Logo

9. Hukuk Dairesi2021/8706 E. 2021/13075 K.

Yapay Zeka Özeti

Uyuşmazlık: Davacının, davalı belediye ile alt işveren arasındaki ilişkinin muvazaalı olduğu iddiasıyla, davalı belediyenin taraf olduğu toplu iş sözleşmesinden yararlanıp yararlanamayacağı.
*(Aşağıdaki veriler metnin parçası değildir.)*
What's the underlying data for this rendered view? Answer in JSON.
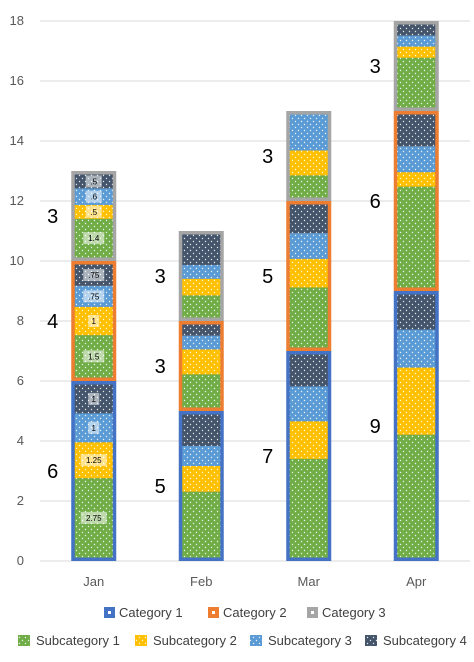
{
  "chart_data": {
    "type": "bar",
    "stacked": true,
    "title": "",
    "xlabel": "",
    "ylabel": "",
    "ylim": [
      0,
      18
    ],
    "ytick_step": 2,
    "grid": true,
    "categories": [
      "Jan",
      "Feb",
      "Mar",
      "Apr"
    ],
    "groups": [
      {
        "name": "Category 1",
        "color": "#4472C4",
        "values": [
          6,
          5,
          7,
          9
        ],
        "subvalues": [
          [
            2.75,
            1.25,
            1,
            1
          ],
          [
            2.3,
            0.9,
            0.7,
            1.1
          ],
          [
            3.4,
            1.3,
            1.2,
            1.1
          ],
          [
            4.2,
            2.3,
            1.3,
            1.2
          ]
        ]
      },
      {
        "name": "Category 2",
        "color": "#ED7D31",
        "values": [
          4,
          3,
          5,
          6
        ],
        "subvalues": [
          [
            1.5,
            1,
            0.75,
            0.75
          ],
          [
            1.2,
            0.9,
            0.5,
            0.4
          ],
          [
            2.1,
            1,
            0.9,
            1
          ],
          [
            3.5,
            0.5,
            0.9,
            1.1
          ]
        ]
      },
      {
        "name": "Category 3",
        "color": "#A5A5A5",
        "values": [
          3,
          3,
          3,
          3
        ],
        "subvalues": [
          [
            1.4,
            0.5,
            0.6,
            0.5
          ],
          [
            0.8,
            0.6,
            0.5,
            1.1
          ],
          [
            0.8,
            0.9,
            1.3,
            0
          ],
          [
            1.8,
            0.4,
            0.4,
            0.4
          ]
        ]
      }
    ],
    "segment_labels": [
      [
        "2.75",
        "1.25",
        "1",
        "1",
        "1.5",
        "1",
        ".75",
        ".75",
        "1.4",
        ".5",
        ".6",
        ".5"
      ],
      [],
      [],
      []
    ],
    "subcategories": [
      {
        "name": "Subcategory 1",
        "color": "#70AD47"
      },
      {
        "name": "Subcategory 2",
        "color": "#FFC000"
      },
      {
        "name": "Subcategory 3",
        "color": "#5B9BD5"
      },
      {
        "name": "Subcategory 4",
        "color": "#44546A"
      }
    ],
    "legend": "bottom"
  }
}
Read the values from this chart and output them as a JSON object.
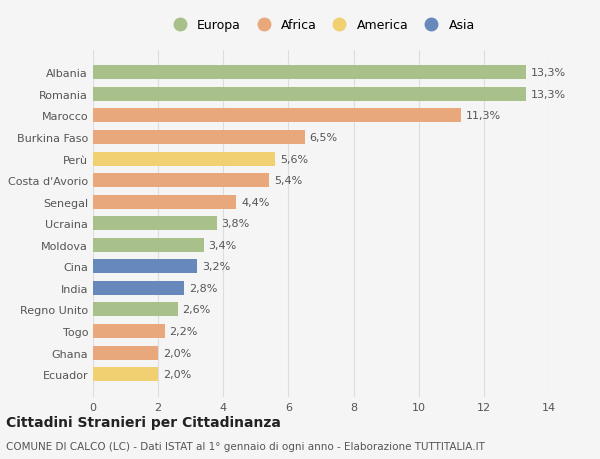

Gerekçe ve Sonuç: Davacının asıl işverenin taraf olduğu toplu iş sözleşmesinden yararlanabilmesi için 6356 sayılı Kanun'un 39. maddesi uyarınca sendikaya üye olması ve bu üyeliğin işverene bildirilmesi veya dayanışma aidatı kesilmesi talebinde bulunması gerektiği, muvazaa iddiasının kabulünün tek başına toplu iş sözleşmesinden doğrudan yararlanma hakkı vermeyeceği gözetilerek, eksik inceleme ile hüküm kuran Bölge Adliye Mahkemesi kararının bozulmasına karar verilmiştir.

Karar Metni

"İçtihat Metni"

BÖLGE ADLİYE

MAHKEMESİ : ... 7. Hukuk Dairesi

DAVA TÜRÜ : ALACAK

İLK DERECE

MAHKEMESİ : ... 6. İş Mahkemesi

Taraflar arasında görülen dava sonucunda verilen kararın, temyizen incelenmesi davalı vekili tarafından istenilmekle, temyiz talebinin süresinde olduğu anlaşıldı. Dava dosyası için Tetkik Hakimi tarafından düzenlenen rapor dinlendikten sonra dosya incelendi, gereği konuşulup düşünüldü:

Davacı İsteminin Özeti:

Davacı vekili, davacının 15/09/2008 tarihinden itibaren davalı belediyenin toplu taşıma araçlarında ihale alıcı alt işverenler bünyesinde çalıştığını, kadrolu işçilerle taşeron işçilerin aynı organizasyonlarda ve aynı çalışma koşullarına tabii olmasına rağmen muvazaalı bir biçimde taşeron firmaların işçisi gibi gösterildiğini beyanla, davacının baştan itibaren davalı belediyenin işçisi olduğunun tespiti ile fazlaya ilişkin hakları saklı tutularak; 18.000,00 TL fark ücret, 5.000,00 ikramiye, 5.000,00 ilave tediye, 25,00 TL fazla mesai, 25,00 TL genel tatil, 7.000,00 TL bilet prim, 25,00 TL fark yol alacaklarının mevduata uygulanan en yüksel faizi ile birlikte davalıdan tahsili ile yargılama giderleri ve vekalet ücretinin davalı tarafa yükletilmesini talep ve de dava etmiştir.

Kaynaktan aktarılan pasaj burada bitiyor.